Train Test Split

Modified on Thu, 14 Sep, 2023 at 1:54 PM

Description

The manipulator provides an easy way to split your dataset into two subsets on which you can train and test your models.

Application

To check your model performance and especially to compare different models you need a dataset none of the models has seen before to make sure your models generalise well. If you did this already outside of the platform you can simply upload and import two separate datasets. If that is not the case you can use this function to split up your dataset into a larger subset which is used to train models and a smaller subset which is used to test model performance and compare models with each other.

Even though the original purpose of this function is to split a dataset into train and test data you can also use it to create a random subset of a dataset for any other purpose (e.g. to create smaller subsets of different sizes to manually create a Learning Curve).

The train test split is not well suited to deal with (time) series data. In these cases refer to How to do a train-test split on time series?

How to use

You first need to assign the dataset to evaluate in the field Data. All other parameter/fields are preset and if you don't want to change them you can directly click Apply.

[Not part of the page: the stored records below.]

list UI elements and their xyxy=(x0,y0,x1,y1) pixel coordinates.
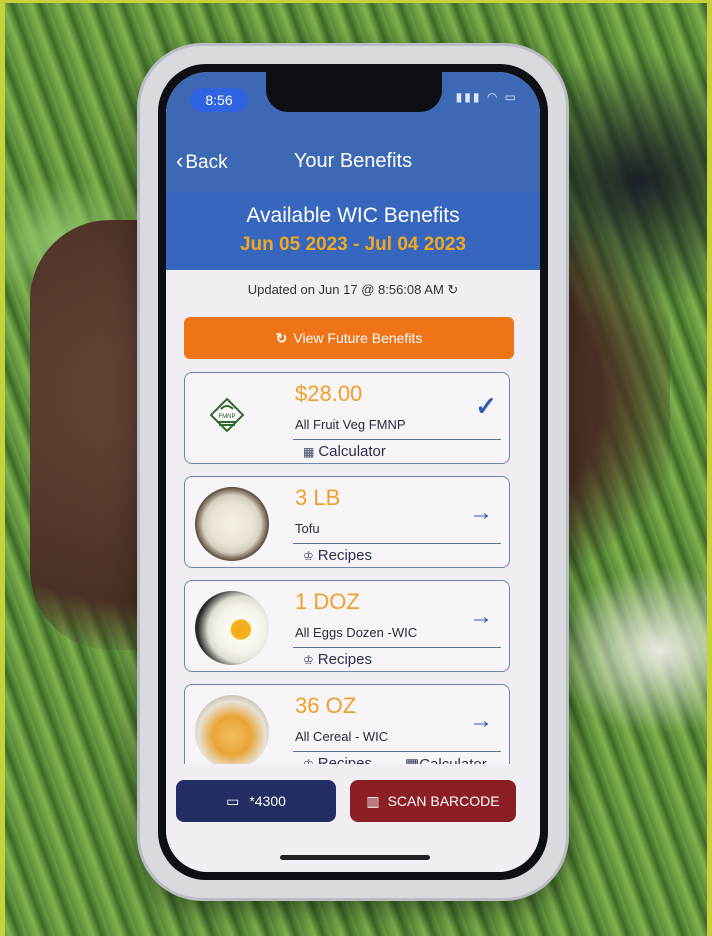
recipes-link[interactable]: ♔Recipes xyxy=(303,651,372,668)
battery-icon: ▭ xyxy=(504,90,518,104)
arrow-right-icon[interactable]: → xyxy=(469,499,493,527)
benefit-amount: 1 DOZ xyxy=(295,589,360,614)
status-icons: ▮▮▮ ◠ ▭ xyxy=(456,90,518,104)
updated-timestamp[interactable]: Updated on Jun 17 @ 8:56:08 AM ↻ xyxy=(166,282,540,298)
app-screen: 8:56 ▮▮▮ ◠ ▭ ‹ Back Your Benefits Availab… xyxy=(166,72,540,872)
recipes-label: Recipes xyxy=(317,651,372,668)
benefit-amount: $28.00 xyxy=(295,381,363,406)
chef-hat-icon: ♔ xyxy=(303,653,314,667)
recipes-label: Recipes xyxy=(317,547,372,564)
credit-card-icon: ▭ xyxy=(226,793,240,809)
page-title: Your Benefits xyxy=(293,150,413,172)
barcode-icon: ▥ xyxy=(366,793,380,809)
phone-notch xyxy=(266,72,442,112)
recipes-link[interactable]: ♔Recipes xyxy=(303,547,372,564)
benefit-card-fruit-veg[interactable]: FMNP $28.00 All Fruit Veg FMNP ▦ Calculat… xyxy=(184,372,510,464)
card-divider xyxy=(293,543,501,544)
scan-barcode-button[interactable]: ▥ SCAN BARCODE xyxy=(350,780,516,822)
benefit-card-eggs[interactable]: 1 DOZ All Eggs Dozen -WIC ♔ Recipes → xyxy=(184,580,510,672)
benefit-name: All Cereal - WIC xyxy=(295,729,389,744)
refresh-clock-icon: ↻ xyxy=(275,330,288,346)
benefit-card-cereal[interactable]: 36 OZ All Cereal - WIC ♔Recipes ▦Calcula… xyxy=(184,684,510,776)
benefit-name: All Eggs Dozen -WIC xyxy=(295,625,418,640)
fmnp-logo-text: FMNP xyxy=(219,414,236,420)
scan-barcode-label: SCAN BARCODE xyxy=(387,793,500,809)
tofu-image xyxy=(195,487,269,561)
card-number-button[interactable]: ▭ *4300 xyxy=(176,780,336,822)
view-future-benefits-button[interactable]: ↻ View Future Benefits xyxy=(184,317,514,359)
cereal-image xyxy=(195,695,269,769)
eggs-image xyxy=(195,591,269,665)
card-divider xyxy=(293,751,501,752)
arrow-right-icon[interactable]: → xyxy=(469,603,493,631)
check-icon: ✓ xyxy=(475,391,497,421)
benefit-card-tofu[interactable]: 3 LB Tofu ♔ Recipes → xyxy=(184,476,510,568)
signal-icon: ▮▮▮ xyxy=(455,90,482,104)
benefit-name: Tofu xyxy=(295,521,320,536)
arrow-right-icon[interactable]: → xyxy=(469,707,493,735)
benefits-title: Available WIC Benefits xyxy=(246,204,460,227)
fmnp-logo-icon: FMNP xyxy=(209,397,245,433)
benefits-header: Available WIC Benefits Jun 05 2023 - Jul… xyxy=(166,192,540,270)
calculator-icon: ▦ xyxy=(303,445,315,459)
card-divider xyxy=(293,439,501,440)
card-number-label: *4300 xyxy=(249,793,286,809)
benefit-amount: 3 LB xyxy=(295,485,341,510)
card-divider xyxy=(293,647,501,648)
benefit-name: All Fruit Veg FMNP xyxy=(295,417,406,432)
benefit-amount: 36 OZ xyxy=(295,693,357,718)
calculator-link[interactable]: ▦Calculator xyxy=(303,443,386,460)
nav-bar: ‹ Back Your Benefits xyxy=(166,118,540,192)
benefit-period: Jun 05 2023 - Jul 04 2023 xyxy=(239,234,467,255)
bottom-action-bar: ▭ *4300 ▥ SCAN BARCODE xyxy=(166,764,540,872)
home-indicator[interactable] xyxy=(280,855,430,860)
calculator-label: Calculator xyxy=(318,443,386,460)
wifi-icon: ◠ xyxy=(486,90,500,104)
status-time: 8:56 xyxy=(190,88,248,112)
chef-hat-icon: ♔ xyxy=(303,549,314,563)
future-button-label: View Future Benefits xyxy=(293,330,423,346)
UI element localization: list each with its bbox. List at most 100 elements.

Train Percentage	This parameter defines the size of the training dataset as percentage of the original dataset. The default value is 80%. Refer to How to choose a good train-test split? for more info on how to choose this parameter.
GroupBy Columns	This field is optional and will only be available if the data selected is tabular (if 3D data is selected, this field will not be available). If one or multiple columns are selected, they will be used to define a list of unique groups (similar to the Group By function), and the train-test split will be performed on this list of groups. Finally, the data from each group will be added to the corresponding set (train or test). See the section below for an example. ⚠️ If groups don’t all have the same length, it is possible that the final train-test split ratio of data points is different from the specified train-test split of groups. A warning will inform the user on what the final split is.
Training data name	The name of the new dataset with the training data. The size of this dataset (i.e. number of rows) is N% of the original dataset as specified by the parameter Train percentage.
Test data name	The name of the new dataset with the test data. The size of this dataset (i.e. number of rows) is (100-N)% of the original dataset as specified by the parameter Train percentage.

Example

Here is an example where the data was split with and without using the group-by option. Using the group-by option preserves groups together. Groups A, B and D are in the train set, and group C is in the test set. Using the normal train-test split will break these groups. Groups A, B and D are spread across train and test sets.

More on this step

The train test split is done randomly. Each time you rerun the train test split the two resulting data sets are different. Moreover, if you load the same data set into a new train test split step the result will be different. If you want to use the same train and test sets, you should do it once and then reuse the same data sets. You might need to export the data sets and import them in other notebooks.